Avoid credit card minimum-purchase fees
If you decide to keep the card, here's a hack for fulfilling the requirement and avoiding an annual fee.
As we mentioned last year, credit card issuers are beginning to institute annual fees they are willing to refund if you make enough purchases in a year. The first issuer to start doing this was Citibank, which recently sent notices to cardholders about a $60 fee starting April 1. If cardholders spend $2,400 in a 12-month period, the fee will be waived. The Consumerist had the full text of the letter cardholders received.
I received an e-mail from a reader asking if I knew what she could do:
I am not sure if you have covered this topic but I got a letter in the mail from Citi cards that they are going to now charge a $60 annual fee and that fee is apparently going to be waived at the end of the year if I make at least $2,400 in a year in purchases. I have had this card for a couple years and used it once to do a balance transfer for 0%. I have a limit of $17,300 on this card. I am at a loss on what to do because I may not be able to make the $2,400 in purchases because I use my ... debit card for most of my purchases. My question is: If I were to close this account, how is that going to affect my credit? Will it? What are the factors I should consider before I close the account?

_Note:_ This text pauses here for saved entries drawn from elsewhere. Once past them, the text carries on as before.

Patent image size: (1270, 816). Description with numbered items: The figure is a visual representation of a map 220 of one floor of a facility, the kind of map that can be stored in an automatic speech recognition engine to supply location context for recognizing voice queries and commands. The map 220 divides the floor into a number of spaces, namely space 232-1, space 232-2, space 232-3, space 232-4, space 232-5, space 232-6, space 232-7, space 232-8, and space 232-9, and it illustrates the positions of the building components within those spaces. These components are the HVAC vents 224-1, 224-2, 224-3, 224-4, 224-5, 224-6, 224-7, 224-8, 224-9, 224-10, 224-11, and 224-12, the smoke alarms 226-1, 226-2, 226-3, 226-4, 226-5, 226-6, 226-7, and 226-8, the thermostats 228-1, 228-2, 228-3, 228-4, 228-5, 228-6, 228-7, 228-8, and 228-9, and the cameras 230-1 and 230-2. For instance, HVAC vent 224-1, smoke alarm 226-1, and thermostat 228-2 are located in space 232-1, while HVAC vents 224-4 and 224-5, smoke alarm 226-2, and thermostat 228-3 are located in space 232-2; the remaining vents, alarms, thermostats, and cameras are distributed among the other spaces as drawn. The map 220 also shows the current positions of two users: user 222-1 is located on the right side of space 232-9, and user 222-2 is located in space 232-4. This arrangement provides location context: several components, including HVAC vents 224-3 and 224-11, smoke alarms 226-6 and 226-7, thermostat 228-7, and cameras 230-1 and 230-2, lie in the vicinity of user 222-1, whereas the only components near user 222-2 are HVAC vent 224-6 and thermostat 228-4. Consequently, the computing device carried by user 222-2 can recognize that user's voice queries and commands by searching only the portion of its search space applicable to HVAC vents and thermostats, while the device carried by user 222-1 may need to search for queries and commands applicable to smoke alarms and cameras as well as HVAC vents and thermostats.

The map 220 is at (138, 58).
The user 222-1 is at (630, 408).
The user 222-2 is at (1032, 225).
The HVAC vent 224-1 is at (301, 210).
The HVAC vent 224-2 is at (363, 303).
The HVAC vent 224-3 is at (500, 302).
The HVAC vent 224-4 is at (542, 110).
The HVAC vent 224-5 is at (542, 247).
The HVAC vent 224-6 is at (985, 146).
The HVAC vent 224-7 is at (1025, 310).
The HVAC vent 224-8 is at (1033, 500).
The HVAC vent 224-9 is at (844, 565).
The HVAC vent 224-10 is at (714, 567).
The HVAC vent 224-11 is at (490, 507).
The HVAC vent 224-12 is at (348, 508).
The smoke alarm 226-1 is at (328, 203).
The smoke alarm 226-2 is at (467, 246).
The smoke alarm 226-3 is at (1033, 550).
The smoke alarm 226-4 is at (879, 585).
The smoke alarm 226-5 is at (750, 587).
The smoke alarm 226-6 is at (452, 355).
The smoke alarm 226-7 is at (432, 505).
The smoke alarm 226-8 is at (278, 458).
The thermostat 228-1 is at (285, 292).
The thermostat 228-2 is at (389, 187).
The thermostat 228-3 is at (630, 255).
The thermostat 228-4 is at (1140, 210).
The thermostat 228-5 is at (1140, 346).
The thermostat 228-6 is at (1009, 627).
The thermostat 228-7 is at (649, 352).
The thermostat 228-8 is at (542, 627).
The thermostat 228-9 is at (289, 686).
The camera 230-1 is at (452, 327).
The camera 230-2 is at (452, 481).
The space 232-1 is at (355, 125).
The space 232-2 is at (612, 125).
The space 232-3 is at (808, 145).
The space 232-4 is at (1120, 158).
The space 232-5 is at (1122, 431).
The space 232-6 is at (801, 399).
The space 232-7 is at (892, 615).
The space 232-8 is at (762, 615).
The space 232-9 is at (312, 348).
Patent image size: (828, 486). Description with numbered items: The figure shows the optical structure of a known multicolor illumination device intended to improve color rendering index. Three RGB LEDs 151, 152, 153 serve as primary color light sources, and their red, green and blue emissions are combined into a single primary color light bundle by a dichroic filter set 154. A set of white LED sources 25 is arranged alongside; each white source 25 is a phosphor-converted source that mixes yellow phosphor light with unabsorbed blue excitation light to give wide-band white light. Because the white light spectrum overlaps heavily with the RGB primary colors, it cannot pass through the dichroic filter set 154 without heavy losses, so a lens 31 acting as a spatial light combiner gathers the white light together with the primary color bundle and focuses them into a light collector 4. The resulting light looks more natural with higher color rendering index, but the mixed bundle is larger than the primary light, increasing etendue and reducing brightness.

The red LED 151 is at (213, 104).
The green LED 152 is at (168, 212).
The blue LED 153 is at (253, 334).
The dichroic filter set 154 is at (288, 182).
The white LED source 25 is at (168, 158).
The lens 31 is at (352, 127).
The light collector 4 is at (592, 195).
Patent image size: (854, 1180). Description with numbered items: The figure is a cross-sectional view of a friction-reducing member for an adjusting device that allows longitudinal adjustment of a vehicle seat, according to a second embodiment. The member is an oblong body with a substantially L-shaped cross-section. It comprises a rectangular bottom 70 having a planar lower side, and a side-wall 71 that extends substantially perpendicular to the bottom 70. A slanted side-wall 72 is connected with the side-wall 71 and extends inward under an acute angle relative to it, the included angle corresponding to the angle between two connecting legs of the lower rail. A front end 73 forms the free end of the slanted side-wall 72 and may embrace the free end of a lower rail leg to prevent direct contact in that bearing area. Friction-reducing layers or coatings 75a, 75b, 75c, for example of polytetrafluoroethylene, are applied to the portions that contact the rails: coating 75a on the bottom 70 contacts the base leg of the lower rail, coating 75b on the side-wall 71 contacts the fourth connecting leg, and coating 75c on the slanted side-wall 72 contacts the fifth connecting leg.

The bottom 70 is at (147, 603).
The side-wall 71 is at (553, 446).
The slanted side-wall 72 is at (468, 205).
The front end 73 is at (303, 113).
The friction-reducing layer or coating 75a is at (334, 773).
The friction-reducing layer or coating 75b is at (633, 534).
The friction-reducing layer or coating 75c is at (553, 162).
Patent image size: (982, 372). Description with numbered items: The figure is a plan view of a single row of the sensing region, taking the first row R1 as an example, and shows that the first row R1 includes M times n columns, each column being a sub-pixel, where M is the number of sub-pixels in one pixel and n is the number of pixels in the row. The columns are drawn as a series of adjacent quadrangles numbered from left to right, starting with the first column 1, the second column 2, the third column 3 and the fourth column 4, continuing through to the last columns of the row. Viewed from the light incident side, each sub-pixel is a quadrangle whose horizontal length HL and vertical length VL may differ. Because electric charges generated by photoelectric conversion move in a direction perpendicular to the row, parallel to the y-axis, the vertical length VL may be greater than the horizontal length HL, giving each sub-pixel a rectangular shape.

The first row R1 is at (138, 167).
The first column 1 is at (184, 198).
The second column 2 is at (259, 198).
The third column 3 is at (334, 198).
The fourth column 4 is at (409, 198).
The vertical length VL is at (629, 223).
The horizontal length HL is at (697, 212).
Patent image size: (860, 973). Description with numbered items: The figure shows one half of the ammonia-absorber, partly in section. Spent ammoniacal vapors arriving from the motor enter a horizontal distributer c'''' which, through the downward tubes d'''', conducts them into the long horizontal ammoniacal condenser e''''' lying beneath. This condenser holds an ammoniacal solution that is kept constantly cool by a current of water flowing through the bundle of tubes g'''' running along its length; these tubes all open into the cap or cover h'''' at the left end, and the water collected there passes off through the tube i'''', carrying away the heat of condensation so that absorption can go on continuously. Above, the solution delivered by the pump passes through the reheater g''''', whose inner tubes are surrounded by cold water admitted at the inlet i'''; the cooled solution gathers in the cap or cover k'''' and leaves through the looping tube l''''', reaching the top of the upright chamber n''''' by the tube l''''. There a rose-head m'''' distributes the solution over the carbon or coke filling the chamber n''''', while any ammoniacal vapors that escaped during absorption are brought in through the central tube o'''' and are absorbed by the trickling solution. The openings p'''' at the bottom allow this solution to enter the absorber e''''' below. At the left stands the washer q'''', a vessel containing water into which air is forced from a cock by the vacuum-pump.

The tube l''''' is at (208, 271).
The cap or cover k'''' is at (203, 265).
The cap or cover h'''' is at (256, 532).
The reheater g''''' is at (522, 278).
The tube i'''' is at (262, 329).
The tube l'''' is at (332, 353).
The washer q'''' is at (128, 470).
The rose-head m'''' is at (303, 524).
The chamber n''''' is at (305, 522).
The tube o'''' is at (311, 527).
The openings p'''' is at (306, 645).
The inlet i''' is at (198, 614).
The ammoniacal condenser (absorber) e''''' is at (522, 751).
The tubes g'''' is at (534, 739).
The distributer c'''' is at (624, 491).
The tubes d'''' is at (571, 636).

If you think Citibank is alone in this, think again. Issuers are seeing many of their former revenue streams trimmed by the Credit CARD Act and they’re trying to find alternatives. I personally prefer something straightforward like this from the card companies than something a little harder to understand. Plus it doesn’t appear everyone is receiving a similar notice; perhaps it’s just the low-activity cards.
I do have a short-term solution if you decide to keep the card but find yourself falling short of the minimum-purchase requirement: Use it to buy coins from the U.S. Mint. The U.S. Mint has a $1 Coin Direct Ship Program where you can buy up to two boxes ($500 total) of each presidential coin issue (there's no limit on the Native American designs). Shipping is free. (When you add them to your cart, it will show $4.95 for shipping but that will drop to $0 at checkout.)
You can use the coins for regular cash purchases or deposit them at your bank.
Personally, I’m all for more $1 coins entering circulation. A coin can survive 25 years, according to the U.S. Mint, and a paper bill survives less than two years. The more coins we have, the cheaper our currency will be and we all win.